Huffman coding is a lossless data compression algorithm that assigns variable-length codes to input characters, with shorter codes assigned to more frequent characters. This results in an overall reduction in file size while preserving all original information.
This Java-based application provides a GUI interface to perform Huffman compression and extraction on any file type. The user can compress any file into a custom .huff format, and later extract the original content using the embedded metadata and Huffman decoding logic.
- Universal File Support: Compresses and extracts any file format by handling binary data
directly.
- Custom File Format: Encoded files use the .huff extension and include headers for accurate
decompression.
- Embedded Metadata: Stores file extension, padding information, and a complete byte frequency table
in the output file.
- Progress Feedback: Uses a JProgressBar to provide visual feedback during long
operations.
- Navigation Panel: Provides a switchable interface between Compress and Extract views
using a clean tab-like design.
- Frequency Table Creation: Each byte (0–255) is counted using
HuffmanEncoder.buildFrequencyTable() to determine its frequency in the file.
- Huffman Tree Generation: A binary tree is built using a priority queue where nodes with
lower frequency have higher priority. Ties are broken lexicographically.
- Code Generation: A recursive traversal generates a binary code for each byte, stored in a
HashMap<Byte, String>.
- Encoding: The original file is re-encoded using these binary codes and written using
BitOutputStream, which handles individual bit-level writing.

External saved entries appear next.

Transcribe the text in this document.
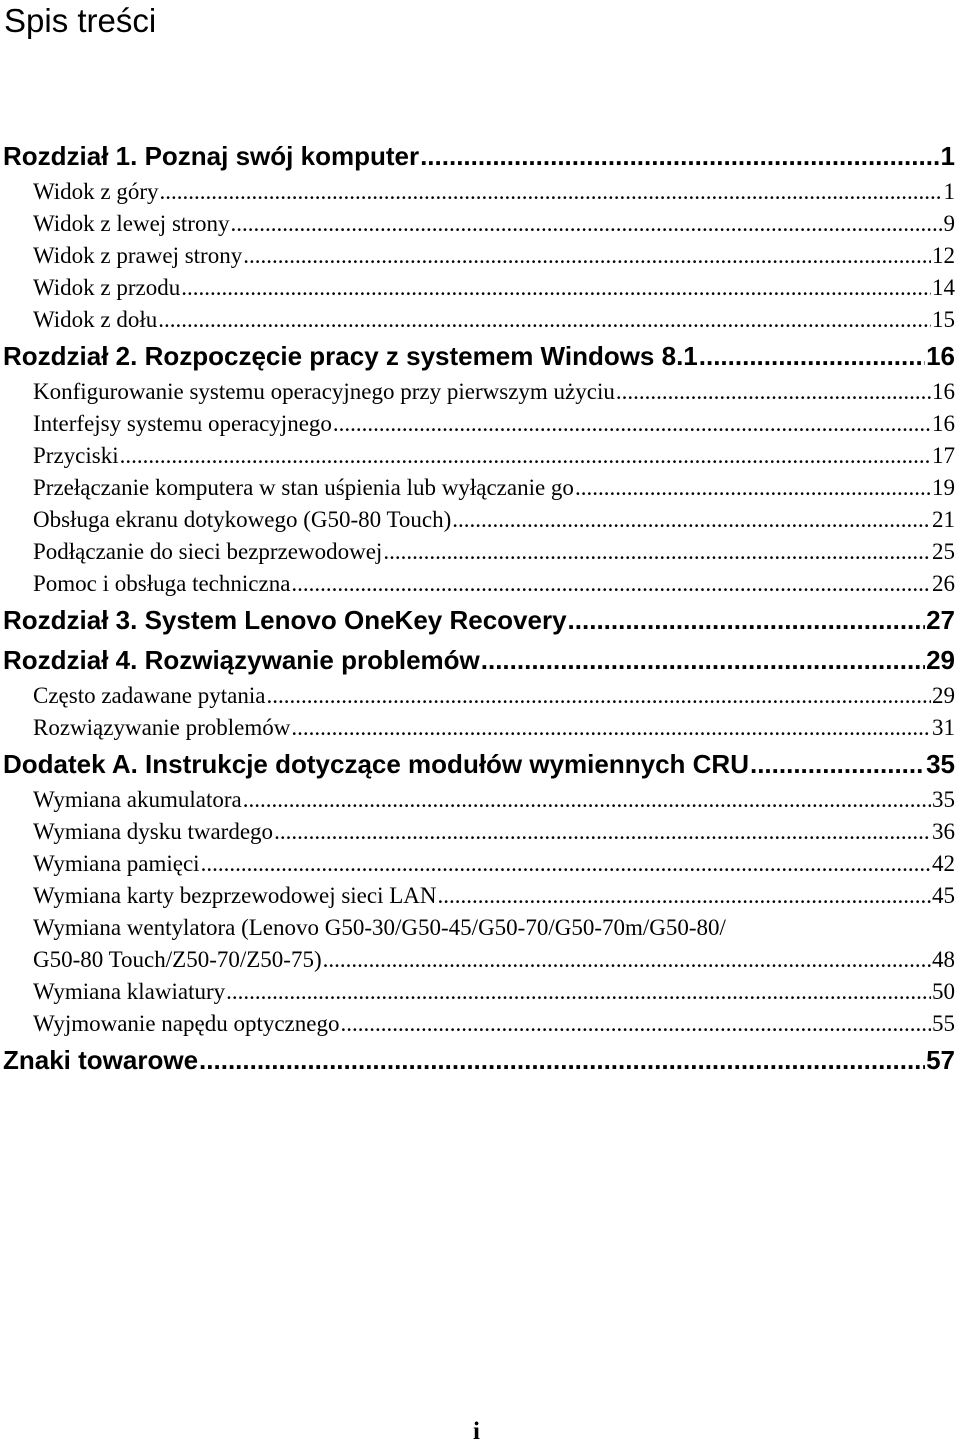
Spis treści
Rozdział 1. Poznaj swój komputer .....	1
Widok z góry .....	1
Widok z lewej strony .....	9
Widok z prawej strony .....	12
Widok z przodu .....	14
Widok z dołu .....	15
Rozdział 2. Rozpoczęcie pracy z systemem Windows 8.1 .....	16
Konfigurowanie systemu operacyjnego przy pierwszym użyciu .....	16
Interfejsy systemu operacyjnego .....	16
Przyciski .....	17
Przełączanie komputera w stan uśpienia lub wyłączanie go .....	19
Obsługa ekranu dotykowego (G50-80 Touch) .....	21
Podłączanie do sieci bezprzewodowej .....	25
Pomoc i obsługa techniczna .....	26
Rozdział 3. System Lenovo OneKey Recovery .....	27
Rozdział 4. Rozwiązywanie problemów .....	29
Często zadawane pytania .....	29
Rozwiązywanie problemów .....	31
Dodatek A. Instrukcje dotyczące modułów wymiennych CRU .....	35
Wymiana akumulatora .....	35
Wymiana dysku twardego .....	36
Wymiana pamięci .....	42
Wymiana karty bezprzewodowej sieci LAN .....	45
Wymiana wentylatora (Lenovo G50-30/G50-45/G50-70/G50-70m/G50-80/
G50-80 Touch/Z50-70/Z50-75) .....	48
Wymiana klawiatury .....	50
Wyjmowanie napędu optycznego .....	55
Znaki towarowe .....	57
i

- Header Writing: Metadata such as file extension, frequency table, and padding are prepended using
HuffmanEncoder.writeHuffFile().
Each byte (0–255) is treated like
a "symbol". We count how many times each byte appears in the file (its frequency).
Each byte
becomes
a leaf node in a binary tree. All leaf nodes go into a priority queue (a special kind of queue
that gives you the smallest thing first).
Nodes with lower frequencies are more important
here—they
get processed first. If two nodes have the same frequency, the one with the lower byte value
(lexicographical order) goes first. This is how ties are broken.
We build the tree from the
bottom
up: Pull out the two smallest nodes, combine them into a new node whose frequency is the sum of both,
put the new node back in the queue. Repeat until only one node is left—this is the root of the
Huffman tree.
We walk the tree: Going left adds a '0' to the code, going
right adds a '1'. Once we reach a leaf node (i.e., a symbol), we record the code string
we built along the way in a map. The final result: a HashMap<Byte, String> where each
byte has its unique binary code.
- Header Reading: The decoder reads the file extension, padding value, and frequency table using
HuffmanDecoder.readHeader().
- Tree Reconstruction: The same Huffman tree is rebuilt from the frequency table.
- Bit-by-Bit Decoding: Using BitInputStream, each bit from the encoded file is read and
navigated through the Huffman tree until a leaf (byte value) is reached.
- File Output: The decoded bytes are written to a new file with the original extension, restoring the
exact original file.
Compressing a PDF file
Extracting a compressed file
Comparing file sizes before and after compression.
The original and extracted files have the same size,
while the compressed .huff file is smaller
- Bit-Level I/O: The BitInputStream and BitOutputStream classes enable precise reading
and writing of individual bits, which is essential for Huffman coding.
- Custom Nodes: The HuffmanNode class represents tree nodes and implements Comparable
to support min-heap ordering.
- Panel Switching: HuffmanCodec acts as the main controller and swaps between
CompressionPanel and ExtractionPanel via the NavBar.
- Threaded Execution: Compression and extraction run in background threads to keep the GUI
responsive, and use SwingUtilities.invokeLater() to update the UI.